Les notions trop subjectives de « chant » et « d’insaisissable » utilisées par Aragon dans l’après-guerre n’ont pas résisté aux attaques des poètes linguistes. A partir des années 60, l’intertextualité, la disparition du sujet, les ont reléguées au second plan. Henri Meschonnic avec son combat contre le règne du signe et sa critique du rythme a permis qu’elles retrouvent une pertinence pour un lecteur tel que moi : « Le rythme est le signifiant majeur. Il englobe, avec l’énoncé, l’infra-notionnel, l’infra-linguistique. Le rythme n’est pas un signe. Il montre que le discours n’est pas fait seulement de signes. Que la théorie du langage déborde d’autant la théorie de la communication… »

N comme Nadeau

Maurice Nadeau m’a engagé à plein temps à La Quinzaine Littéraire afin que je poursuive mon travail d’écrivain dans « de bonnes conditions ». J’ai démissionné un trimestre plus tard parce que je n’étais pas fait pour un monde relevant d’un habitus coupé du mien, que je risquais fort d’y devenir un nègre blanchi. Je ne pouvais qu’y perdre la singularité alimentée par la contradiction entre ma fréquentation des milieux intellectuels en soirée et mon travail le jour dans un Service Jeunesse écrasé par la petite misère.

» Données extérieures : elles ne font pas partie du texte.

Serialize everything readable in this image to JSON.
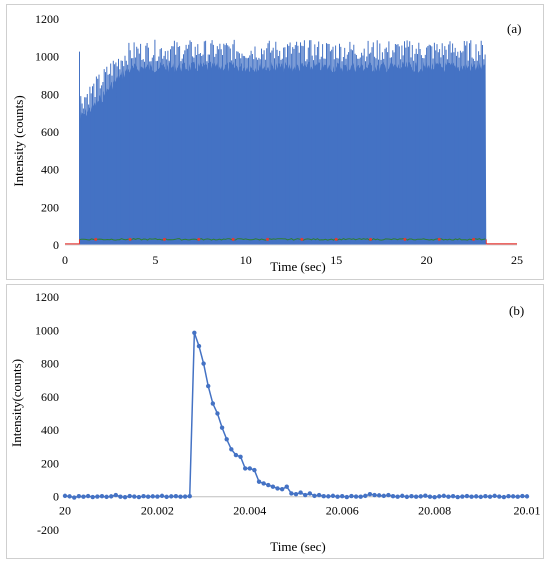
{
  "chart_data": [
    {
      "id": "a",
      "type": "bar",
      "panel_label": "(a)",
      "xlabel": "Time (sec)",
      "ylabel": "Intensity (counts)",
      "xlim": [
        0,
        25
      ],
      "ylim": [
        0,
        1200
      ],
      "xticks": [
        0,
        5,
        10,
        15,
        20,
        25
      ],
      "yticks": [
        0,
        200,
        400,
        600,
        800,
        1000,
        1200
      ],
      "grid": "none",
      "colors": {
        "signal": "#4472C4",
        "baseline": "#2e7d32",
        "background_trace": "#e53935"
      },
      "signal": {
        "x_start": 0.8,
        "x_end": 23.3,
        "envelope": [
          [
            0.8,
            700
          ],
          [
            1.0,
            720
          ],
          [
            1.5,
            760
          ],
          [
            2.0,
            810
          ],
          [
            2.5,
            870
          ],
          [
            3.0,
            920
          ],
          [
            3.5,
            960
          ],
          [
            4.0,
            970
          ],
          [
            5.0,
            975
          ],
          [
            23.3,
            975
          ]
        ],
        "peak_max": 1090,
        "background_level": 0
      },
      "baseline_series": {
        "x_start": 0.8,
        "x_end": 23.3,
        "value": 30,
        "outside_value": 5
      }
    },
    {
      "id": "b",
      "type": "line",
      "panel_label": "(b)",
      "xlabel": "Time (sec)",
      "ylabel": "Intensity(counts)",
      "xlim": [
        20,
        20.01
      ],
      "ylim": [
        -200,
        1200
      ],
      "xticks": [
        20,
        20.002,
        20.004,
        20.006,
        20.008,
        20.01
      ],
      "xtick_labels": [
        "20",
        "20.002",
        "20.004",
        "20.006",
        "20.008",
        "20.01"
      ],
      "yticks": [
        -200,
        0,
        200,
        400,
        600,
        800,
        1000,
        1200
      ],
      "grid": "none",
      "colors": {
        "line": "#4472C4"
      },
      "series": [
        {
          "x": [
            20.0,
            20.0001,
            20.0002,
            20.0003,
            20.0004,
            20.0005,
            20.0006,
            20.0007,
            20.0008,
            20.0009,
            20.001,
            20.0011,
            20.0012,
            20.0013,
            20.0014,
            20.0015,
            20.0016,
            20.0017,
            20.0018,
            20.0019,
            20.002,
            20.0021,
            20.0022,
            20.0023,
            20.0024,
            20.0025,
            20.0026,
            20.0027,
            20.0028,
            20.0029,
            20.003,
            20.0031,
            20.0032,
            20.0033,
            20.0034,
            20.0035,
            20.0036,
            20.0037,
            20.0038,
            20.0039,
            20.004,
            20.0041,
            20.0042,
            20.0043,
            20.0044,
            20.0045,
            20.0046,
            20.0047,
            20.0048,
            20.0049,
            20.005,
            20.0051,
            20.0052,
            20.0053,
            20.0054,
            20.0055,
            20.0056,
            20.0057,
            20.0058,
            20.0059,
            20.006,
            20.0061,
            20.0062,
            20.0063,
            20.0064,
            20.0065,
            20.0066,
            20.0067,
            20.0068,
            20.0069,
            20.007,
            20.0071,
            20.0072,
            20.0073,
            20.0074,
            20.0075,
            20.0076,
            20.0077,
            20.0078,
            20.0079,
            20.008,
            20.0081,
            20.0082,
            20.0083,
            20.0084,
            20.0085,
            20.0086,
            20.0087,
            20.0088,
            20.0089,
            20.009,
            20.0091,
            20.0092,
            20.0093,
            20.0094,
            20.0095,
            20.0096,
            20.0097,
            20.0098,
            20.0099,
            20.01
          ],
          "values": [
            5,
            2,
            -5,
            3,
            0,
            4,
            -2,
            1,
            3,
            -1,
            2,
            10,
            0,
            -3,
            4,
            1,
            -2,
            3,
            0,
            2,
            1,
            5,
            -1,
            2,
            3,
            0,
            1,
            3,
            985,
            905,
            800,
            665,
            560,
            500,
            415,
            345,
            285,
            250,
            240,
            170,
            170,
            160,
            90,
            80,
            70,
            60,
            50,
            45,
            60,
            20,
            15,
            25,
            10,
            20,
            5,
            10,
            3,
            2,
            5,
            0,
            3,
            -2,
            4,
            1,
            0,
            5,
            15,
            10,
            8,
            5,
            10,
            3,
            0,
            5,
            -1,
            3,
            0,
            2,
            6,
            0,
            -3,
            2,
            5,
            0,
            3,
            -2,
            1,
            4,
            0,
            2,
            -1,
            3,
            0,
            5,
            1,
            -2,
            3,
            2,
            0,
            4,
            2
          ]
        }
      ]
    }
  ]
}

La fois où je lui ai expliqué pourquoi je préfèrerais repartir dans ma banlieue, il s’est excusé en me disant qu’il aurait dû le comprendre, et m’a invité à manger, quelque part entre Beaubourg et la rue Vieille du Temple. Dans un sous-sol éclairé par des bougies, il m’a désigné du menton une forme qui mangeait à une table proche : « Breton s’asseyait toujours à cette place », puis m’a parlé de ses rapports avec les surréalistes, de la détestation qu’il avait pour Aragon, « C’est plus fort que moi. Je ne peux pas. Après la condamnation de Victor Serge, nous lui avons demandé d’intervenir. Il nous a foutus à la porte ». J’ai hoché de la tête. Un semestre auparavant je lui avais soumis un article sur la réédition des Chroniques de la pluie et du beau temps. Il était sorti de son bureau et s’était enfermé dans une pièce. Après l’avoir attendu une bonne heure j’étais parti, certain de ne plus remettre les pieds au journal.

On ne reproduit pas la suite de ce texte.